States have final say in binding arbitration clauses
In this current Supreme Court, you’d expect many rulings to favor corporate interests, especially when lawsuits are involved. For at least one day, though, they ruled in favor of the consumer and their ability to file suit collectively against a company. On Tuesday, an appeal brought by T-Mobile was rejected. The case involved binding arbitration, a clause inserted into many consumer contracts, most notably for cell phone service.
When you sign a cell phone contract, you might not read it over. You’re missing out on one of the most oppressive practices in business. Simply, binding arbitration means you waive your right to a trial by jury, and thereby relegate your claim to an arbitration hearing between you and the company. This removes the rights of consumers to band together and file class action lawsuits.
The first problem with binding arbitration is its very process. The company in question hires an arbitration board to hear the case. Now, say that line again in your head: The company in question hires an arbitration board to hear the case. Clearly, there are some conflicting interests there. How can an arbitration board, whose very salary is paid by the company, rule in favor of the consumer?

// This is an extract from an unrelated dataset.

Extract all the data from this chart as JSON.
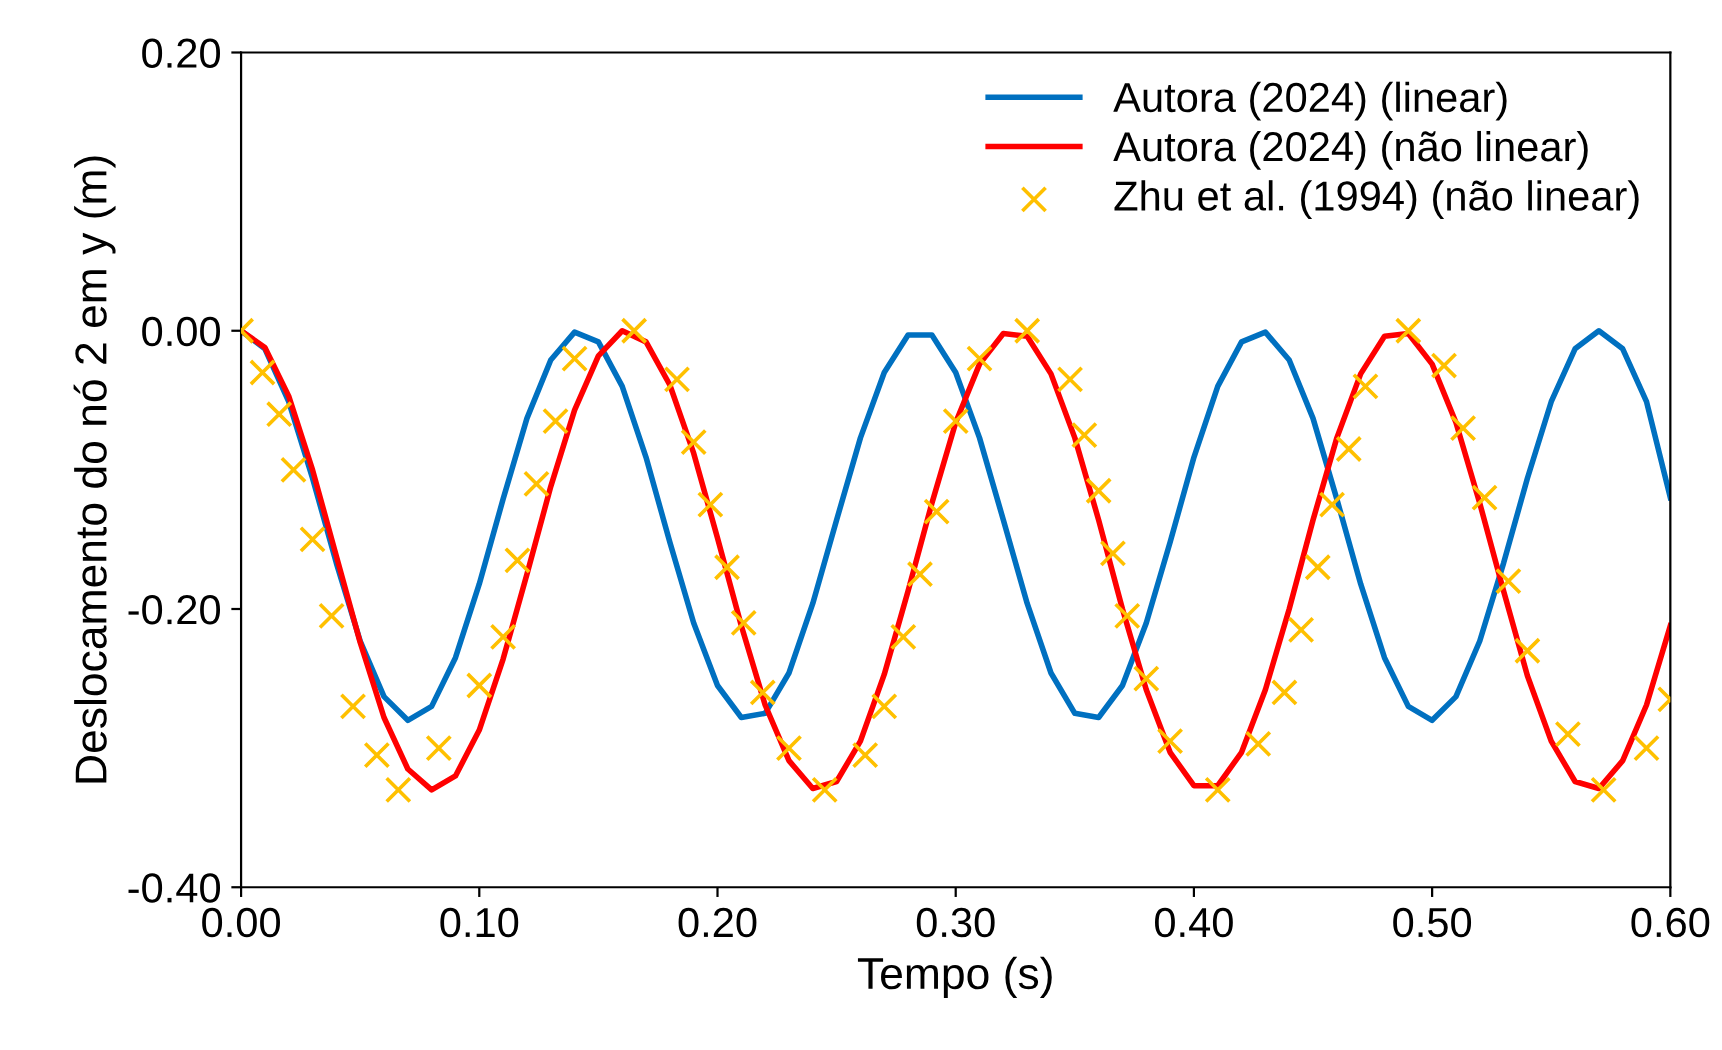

If they did that on a frequent basis, they wouldn’t be rehired by the company. And you know what they say: Your best customer is a repeat customer.
Second, it allows corporations to flex their legal muscles against a single consumer, rather than a band of consumers. People are simply not as strong as corporations. They don’t have the legal expertise nor the capital to fight a claim tooth and nail. At some point, it isn’t worth it. So companies wind up bullying their opponents in arbitration.
The proof is in the results. According to one study, companies win 95 percent of arbitration cases. Another has the number at 96 percent. So in the end, consumers get screwed by these clauses — though Roger Haydock, managing director of Arbitration Forum, thinks that the same results would come from litigation:
“Every published study and all empirical data indicate consumers prevail at a rate that is greater than or equal to litigation, where similar subject matter is at issue. Evaluating arbitration outcomes is only meaningful in comparison with court outcomes of similar cases.”
If this sounds a bit disingenuous, it is. In 2006, class action settlements were up 37 percent, despite a lower number of filings. Also, you’ll have to look at Haydock’s definition of “prevail,” since most class actions settle before a judgment is made.
Ah, yes, the ruling. The Supreme Court upheld a federal court ruling that state arbitration laws can preempt federal arbitration laws. This means that in states with favorable consumer laws — e.g., California — you might not be bound by the arbitration clause in your contract. Hopefully, we can get all states to operate in this manner. No longer should we be forced to throw away our Constitutional right to a trial by a jury of our peers.